That is, if you haven’t heard Queen City Chamber Opera.

Co-founded by Isaac Selya and François Lopez, the company debuted in June, 2012 with Mozart’s “Der Schauspieldirektor” and “Bastien et Bastienne” (see review at http://www.musicincincinnati.com/site/reviews/Projekt_Wolfgang_Auspicious_in_Chamber_Opera_Company_Debut.html).

They returned Saturday and Sunday with Mozart’s “Zaide” in an “Arabian Nights” double bill with Carl Maria von Weber’s “Abu Hassan.” The performance (this reviewer attended on Sunday) in the Cincinnati Art Museum auditorium was as loveable as it gets – and as admirable, for it demonstrated how to make the most of limited resources.

The music was tops, with a cast of singers drawn from the University of Cincinnati College-Conservatory of Music’s formidable reservoir of students and alumni(ae), as was the orchestra. Selya, a doctoral candidate in conducting at CCM, led both performances.

Stage direction was by tenor Dashiell Waterbury, who also sang leading roles in both operas. Art direction was by James Schenck, with set design, costumes and lighting by FORSUM, a newly formed Cincinnati-based art collective specializing in event-based installations (visit them at www.facebook.com/4orsum).

The sum total of their efforts was creativity unlimited.

Stroke of genius number one was tying the two operas together. Mozart’s “Zaide” was left unfinished, lacking both an overture and a final (third) act. Weber’s one-act “Abu Hassan” is based on a tale from the Arabian Nights.

Here’s how the stitching was done:

Zaide and Gomatz, protagonists in “Zaide,” are slaves of Sultan Soliman (Zaide is his favorite slave girl).
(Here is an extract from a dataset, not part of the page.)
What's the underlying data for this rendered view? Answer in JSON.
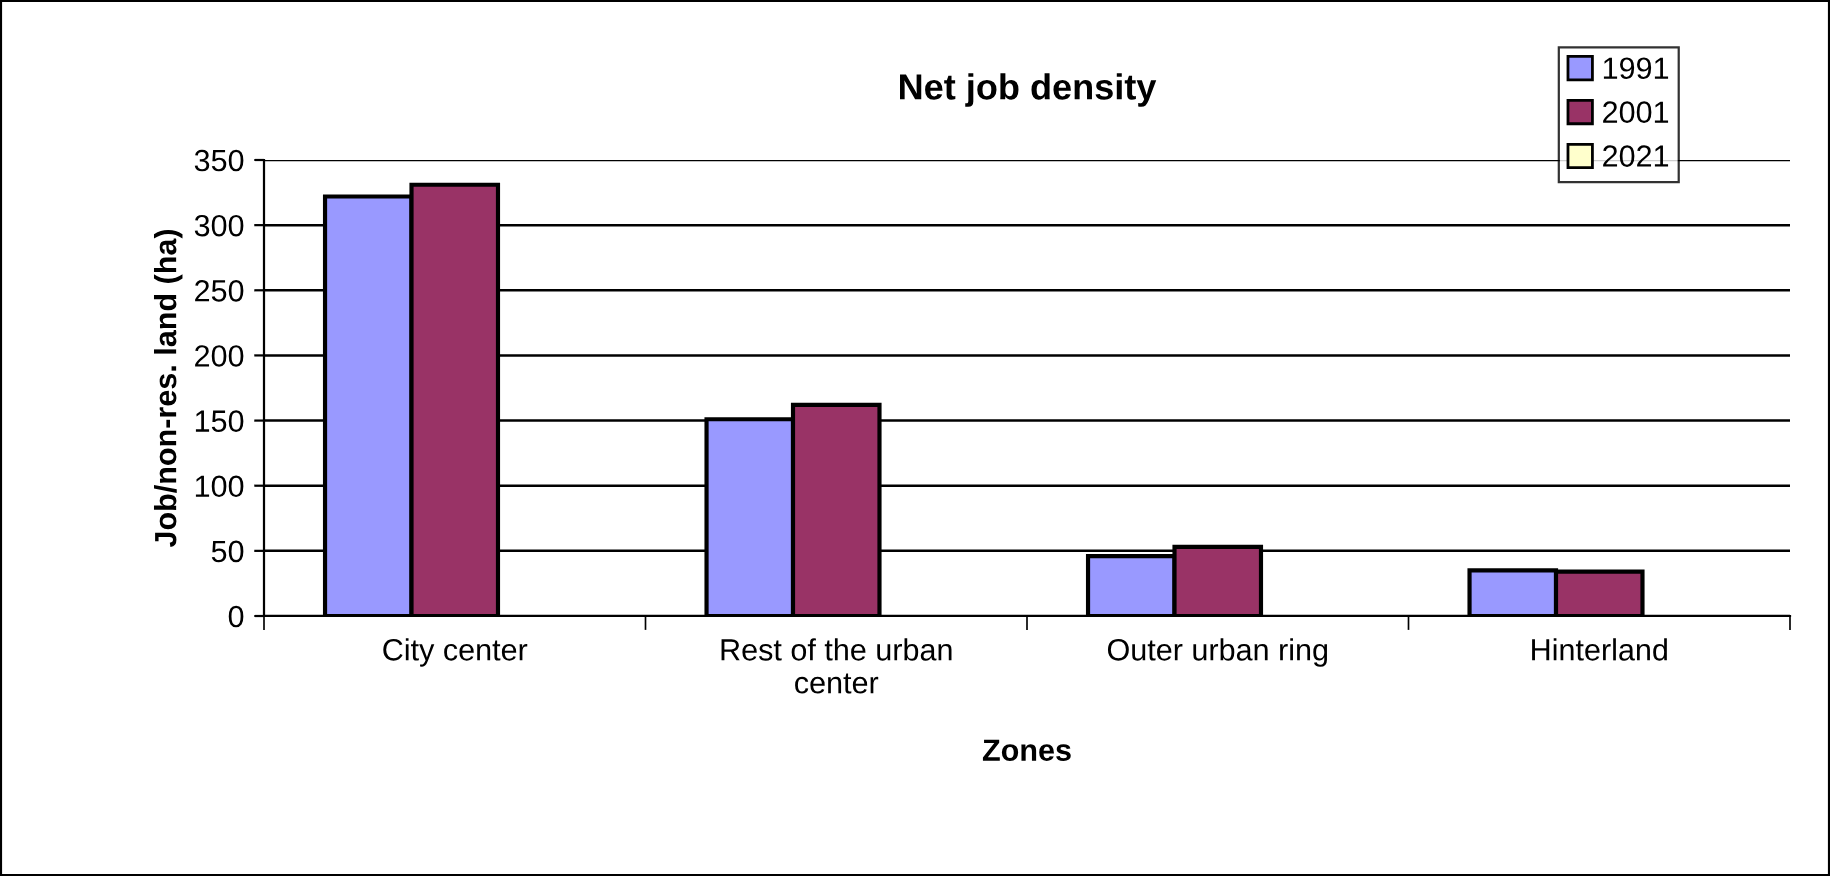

With the aid of the Sultan’s head guard, Allazim, who also desires freedom, the three are apprehended trying to escape. Act II ends with the Sultan threatening execution, goaded by Osmin, a guard who desires Allazim’s job. No one knows how Mozart would have ended it, though it is considered a study for his later opera “The Abduction from the Seraglio,” which has a happy, love-conquers-all ending.
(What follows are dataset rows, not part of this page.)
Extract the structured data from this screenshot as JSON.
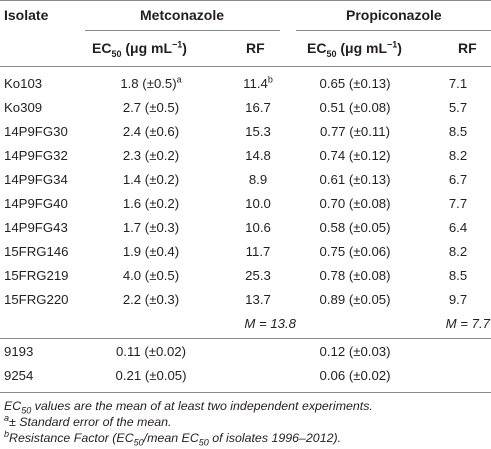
{
  "header": {
    "isolate": "Isolate",
    "metconazole": "Metconazole",
    "propiconazole": "Propiconazole",
    "ec50_prefix": "EC",
    "ec50_sub": "50",
    "ec50_unit": " (μg mL",
    "ec50_sup": "−1",
    "ec50_close": ")",
    "rf": "RF"
  },
  "rows": [
    {
      "isolate": "Ko103",
      "met_ec50": "1.8 (±0.5)",
      "met_ec50_sup": "a",
      "met_rf": "11.4",
      "met_rf_sup": "b",
      "pro_ec50": "0.65 (±0.13)",
      "pro_rf": "7.1"
    },
    {
      "isolate": "Ko309",
      "met_ec50": "2.7 (±0.5)",
      "met_ec50_sup": "",
      "met_rf": "16.7",
      "met_rf_sup": "",
      "pro_ec50": "0.51 (±0.08)",
      "pro_rf": "5.7"
    },
    {
      "isolate": "14P9FG30",
      "met_ec50": "2.4 (±0.6)",
      "met_ec50_sup": "",
      "met_rf": "15.3",
      "met_rf_sup": "",
      "pro_ec50": "0.77 (±0.11)",
      "pro_rf": "8.5"
    },
    {
      "isolate": "14P9FG32",
      "met_ec50": "2.3 (±0.2)",
      "met_ec50_sup": "",
      "met_rf": "14.8",
      "met_rf_sup": "",
      "pro_ec50": "0.74 (±0.12)",
      "pro_rf": "8.2"
    },
    {
      "isolate": "14P9FG34",
      "met_ec50": "1.4 (±0.2)",
      "met_ec50_sup": "",
      "met_rf": "8.9",
      "met_rf_sup": "",
      "pro_ec50": "0.61 (±0.13)",
      "pro_rf": "6.7"
    },
    {
      "isolate": "14P9FG40",
      "met_ec50": "1.6 (±0.2)",
      "met_ec50_sup": "",
      "met_rf": "10.0",
      "met_rf_sup": "",
      "pro_ec50": "0.70 (±0.08)",
      "pro_rf": "7.7"
    },
    {
      "isolate": "14P9FG43",
      "met_ec50": "1.7 (±0.3)",
      "met_ec50_sup": "",
      "met_rf": "10.6",
      "met_rf_sup": "",
      "pro_ec50": "0.58 (±0.05)",
      "pro_rf": "6.4"
    },
    {
      "isolate": "15FRG146",
      "met_ec50": "1.9 (±0.4)",
      "met_ec50_sup": "",
      "met_rf": "11.7",
      "met_rf_sup": "",
      "pro_ec50": "0.75 (±0.06)",
      "pro_rf": "8.2"
    },
    {
      "isolate": "15FRG219",
      "met_ec50": "4.0 (±0.5)",
      "met_ec50_sup": "",
      "met_rf": "25.3",
      "met_rf_sup": "",
      "pro_ec50": "0.78 (±0.08)",
      "pro_rf": "8.5"
    },
    {
      "isolate": "15FRG220",
      "met_ec50": "2.2 (±0.3)",
      "met_ec50_sup": "",
      "met_rf": "13.7",
      "met_rf_sup": "",
      "pro_ec50": "0.89 (±0.05)",
      "pro_rf": "9.7"
    }
  ],
  "means": {
    "met": "M = 13.8",
    "pro": "M = 7.7"
  },
  "rows2": [
    {
      "isolate": "9193",
      "met_ec50": "0.11 (±0.02)",
      "pro_ec50": "0.12 (±0.03)"
    },
    {
      "isolate": "9254",
      "met_ec50": "0.21 (±0.05)",
      "pro_ec50": "0.06 (±0.02)"
    }
  ],
  "footnotes": {
    "f1_prefix": "EC",
    "f1_sub": "50",
    "f1_text": " values are the mean of at least two independent experiments.",
    "f2_sup": "a",
    "f2_text": "± Standard error of the mean.",
    "f3_sup": "b",
    "f3_text_a": "Resistance Factor (EC",
    "f3_sub1": "50",
    "f3_text_b": "/mean EC",
    "f3_sub2": "50",
    "f3_text_c": " of isolates 1996–2012)."
  }
}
As knit together by QCCO, the attempted escapees from “Zaide” are alive and well in Weber’s opera, presumably having been freed by the Sultan, who is now Caliph Soliman. Gomatz, now known as Abu Hassan, has taken a wife, Fatime, but they have fallen into debt. They hatch a plot to get money from the Caliph by announcing their deaths and collecting funeral expenses (a Muslim custom). Osmin, who is now Omar and money changer to Soliman, has romantic designs on Fatime and offers to pay their debts in exchange for her favors, which she pretends to accept. The Caliph discovers they are not dead, but he forgives them anyway, while punishing Omar for immorality.

It worked beautifully. Maximizing the connection is the fact that Weber was strongly influenced by Mozart and the two men were related (by marriage, through Mozart’s wife Constanza Weber). Coincidentally, Sunday was Mozart’s 257th birthday – and Selya’s 27th – making it party time for all.

Both operas are Singspiel, i.e. light opera with spoken dialogue. The arias and ensembles were sung in German, with English surtitles, the spoken portions in English. The action transpired on a raised platform behind the orchestra, which occupied the front of the stage (24 musicians, plus Selya). The set was simplicity itself, a wall the left to divide the action into spaces, a panel in the center onto which the English surtitles (by Rafael de Acha) were projected and a large wooden box, which served as a divan, a bed and in “Abu Hassan,” a hiding place for Omar. and a stool that was a chair and a potential chopping block.

Props were large cutouts, a knife, scimitar and drinking vessels (the weapons painted bright orange), a wooden stool that served as a chair and in "Zaide," a potential chopping block, and some toss pillows for “Abu Hassan.”  The costumes were Arabic-looking, with colorful caps for the men and scarves for the women. Soprano Lauren Pollock-Cohen sang Zaide, delivering her “Ruhe sanft, mein holdes Leben” (“Rest in peace, my sweet life”) with affecting sweetness, while Waterbury’s light lyric tenor rang out in Gomatz’s hopeful “Rase Schicksal” (“Rage fate”).  Baritone Conor McDonald (a good guy even if he is the Sultan's head man) conveyed both authority and empathy in "Nur mutig,mein Herze" ("Only brave, my heart").  Tenor Daniel Ross as the Sultan railed menacingly, nevertheless, over his betrayal by Zaide, who chooses a slave over a Sultan, in his act II aria,“Ich bin so bös als gut” (“I am both good and cruel”).  Then there was baritone Christopher Brandon Morales as Osmin to egg him on wickedly in “Wer hungrig bei der Tafel sitzt” (“Who sits hungry by the table”).

Waterbury and soprano MeghanTarkington were well matched, both vocally and dramatically, as Abu Hassan and Fatime. She flirted hilariously with the amorous Omar (Morales), who hid in the box to avoid detection when Abu Hassan returned home, and both teased him mercilessly as he poked his head out now and then. Things grew downright riotous when Soliman and Zaide arrived to check on Abu Hassan and Fatime’s welfare (living or dead?), and both faked death and resurrection, drawing helpless laughter from the audience.

Selya and the orchestra performed splendidly. Ensemble was keen and on target, and there were some lovely solo moments for principal players, notably bassoon and cello. Guitarists James Meade and Patrick Meade became part of the action in “Abu Hassan” when they performed onstage with Waterbury in Abu Hassan’s aria “O Fatime. Meine Traute” (“O Fatime, my dear”). The Overture to “Abu Hassan” was memorable for its zip and verve -- and for this listener, its uncanny resemblance to the finale of Beethoven’s String Quartet, Op. 18, No. 4, which pre-dated it.

With two highly successful production to its credit, Queen City Chamber Opera is well on its way to becoming a Cincinnati treasure.